NU Online News Service, Dec. 15, 12:00 p.m. EST

The property and casualty insurance industry got hit hard with losses in 2011, but the prospect of a return to underwriting discipline and improved earnings in 2012 leads Fitch Rating Service to give the industry a stable outlook.

In a report on the industry released yesterday, Fitch says that unusually high catastrophe-loss experience for the 2011 first half, along with Hurricane Irene later in the year, led to the highest loss experience since 2005, the year of Hurricanes Katrina, Rita and Wilma.

This will lead to an industry combined ratio of 108 for 2011 (compared to 102.5 in 2010) that includes $14 billion in catastrophe losses from tornado events in the spring, which the Insurance Information Institute calls the fifth-costliest catastrophe event in U.S. history.

Other 2011 events that hit reinsurers hard include the March 11 Japan earthquake and tsunami, with insured losses estimated at over $30 billion, and the February New Zealand earthquake, with an estimated $10 billion in insured losses, along with a series of flood events in Australia and Thailand.

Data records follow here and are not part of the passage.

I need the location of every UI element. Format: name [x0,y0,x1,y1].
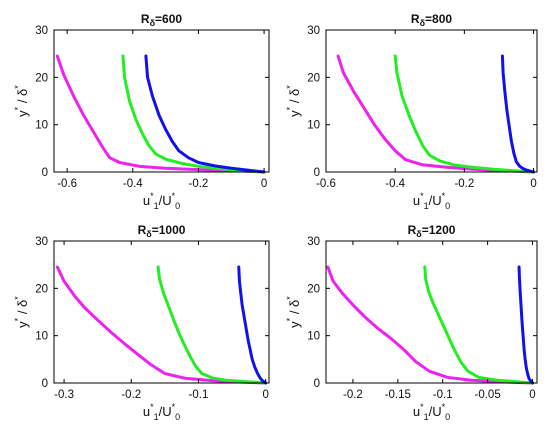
x-tick-label: -0.2 [189,178,209,190]
series-line [237,265,268,385]
x-tick-label: 0 [262,389,268,401]
x-tick-label: -0.2 [343,389,363,401]
x-tick-label: -0.6 [57,178,77,190]
y-tick-label: 30 [35,25,48,37]
x-tick-label: 0 [261,178,267,190]
series-line [500,54,536,174]
series-line [144,54,266,174]
y-tick-label: 20 [307,283,320,295]
y-tick-label: 0 [42,378,48,390]
x-tick-label: -0.05 [475,389,501,401]
y-tick-label: 0 [314,167,320,179]
x-tick-label: -0.15 [385,389,411,401]
chart-panel: -0.2 -0.15 -0.1 -0.05 0 0 10 20 30 Rδ=1200 u*1/U*0… [285,223,538,422]
series-line [55,54,266,174]
y-tick-label: 10 [35,120,48,132]
x-axis-label: u*1/U*0 [413,191,450,211]
y-tick-label: 0 [314,378,320,390]
y-tick-label: 20 [35,72,48,84]
y-tick-label: 30 [35,236,48,248]
chart-title: Rδ=1200 [408,223,456,239]
series-line [393,54,536,174]
x-axis-label: u*1/U*0 [143,402,180,422]
series-line [423,265,535,385]
x-tick-label: 0 [530,178,536,190]
x-tick-label: -0.4 [123,178,143,190]
x-tick-label: -0.4 [385,178,405,190]
y-tick-label: 30 [307,236,320,248]
x-tick-label: -0.1 [189,389,209,401]
y-tick-label: 20 [307,72,320,84]
y-axis-label: y* / δ* [13,85,30,117]
y-axis-label: y* / δ* [285,296,302,328]
axes-frame [53,240,270,384]
x-axis-label: u*1/U*0 [143,191,180,211]
axes-frame [53,29,270,173]
x-tick-label: -0.6 [316,178,336,190]
series-line [156,265,268,385]
y-tick-label: 10 [307,120,320,132]
axes-frame [325,240,538,384]
axes-frame [325,29,538,173]
series-line [121,54,266,174]
chart-title: Rδ=1000 [138,223,186,239]
y-axis-label: y* / δ* [13,296,30,328]
chart-title: Rδ=600 [141,12,182,28]
y-tick-label: 10 [307,331,320,343]
chart-panel: -0.6 -0.4 -0.2 0 0 10 20 30 Rδ=800 u*1/U*0 y* / δ* [285,12,538,211]
chart-panel: -0.3 -0.2 -0.1 0 0 10 20 30 Rδ=1000 u*1/U*0 y* / δ… [13,223,270,422]
series-line [55,265,268,385]
y-tick-label: 30 [307,25,320,37]
x-tick-label: -0.2 [454,178,474,190]
y-tick-label: 20 [35,283,48,295]
x-tick-label: 0 [529,389,535,401]
series-line [326,265,535,385]
y-axis-label: y* / δ* [285,85,302,117]
x-axis-label: u*1/U*0 [413,402,450,422]
series-line [517,265,535,385]
x-tick-label: -0.2 [121,389,141,401]
chart-title: Rδ=800 [411,12,452,28]
x-tick-label: -0.1 [433,389,453,401]
y-tick-label: 10 [35,331,48,343]
x-tick-label: -0.3 [54,389,74,401]
y-tick-label: 0 [42,167,48,179]
chart-panel: -0.6 -0.4 -0.2 0 0 10 20 30 Rδ=600 u*1/U*0 y* / δ* [13,12,270,211]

The result of these events will be double-digit increases on property-catastrophe reinsurance risks, Fitch says, which will add to the 5 to 15 percent increases in 2011.

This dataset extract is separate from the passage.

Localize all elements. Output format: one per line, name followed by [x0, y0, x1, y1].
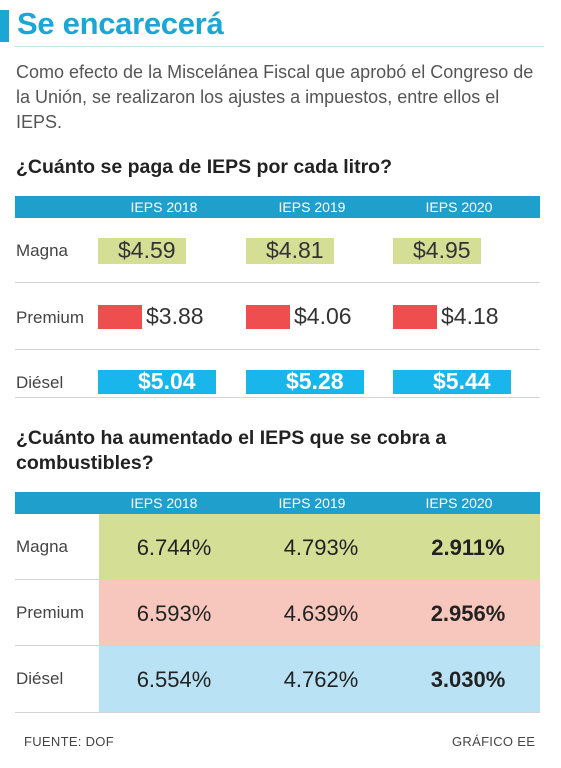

The losses point to “positive premium rate movements” that is “in the early stages,” says Fitch.

In 2012, reduced losses and healthier premium growth could produce a return on surplus on 5.4 percent compared to 2.7 percent in 2011.

However, Fitch warns that “shock events” such as a large catastrophe loss or decline in investments that leads to a reduction in capital and affects the ability to absorb large losses “could lead to a shift in rating outlook to negative.”

Fitch notes that commercial lines are more vulnerable to a negative outlook than personal lines because of recent pricing trends where personal lines are experiencing increases.

Commercial-line rates are described as “firmly inadequate” by Fitch in relation to accident-year losses, however, “the extent of capital destruction required to shift market behavior toward the next hard market is unclear.”

During a conference call today, James Auden, managing director for property and casualty insurance for Fitch, says the question remains if the pricing momentum will be sustainable in the future “and return to the level of underwriting profitability achieved in the mid-2000s.”

He says economic factors and price competition between carriers have the greatest influence on the P&C market cycle. The industry's capital level remains strong, and the industry is not experiencing a withdrawal of capacity that would come from any significant mergers and acquisitions or insolvencies.

“As such, Fitch's expectation is that the market will gain some near-term benefit from rate increases, but a return to a true hard market is less likely,” says Auden.

In this environment, he says the industry is expected to produce mid-single digit returns on capital for the next few years.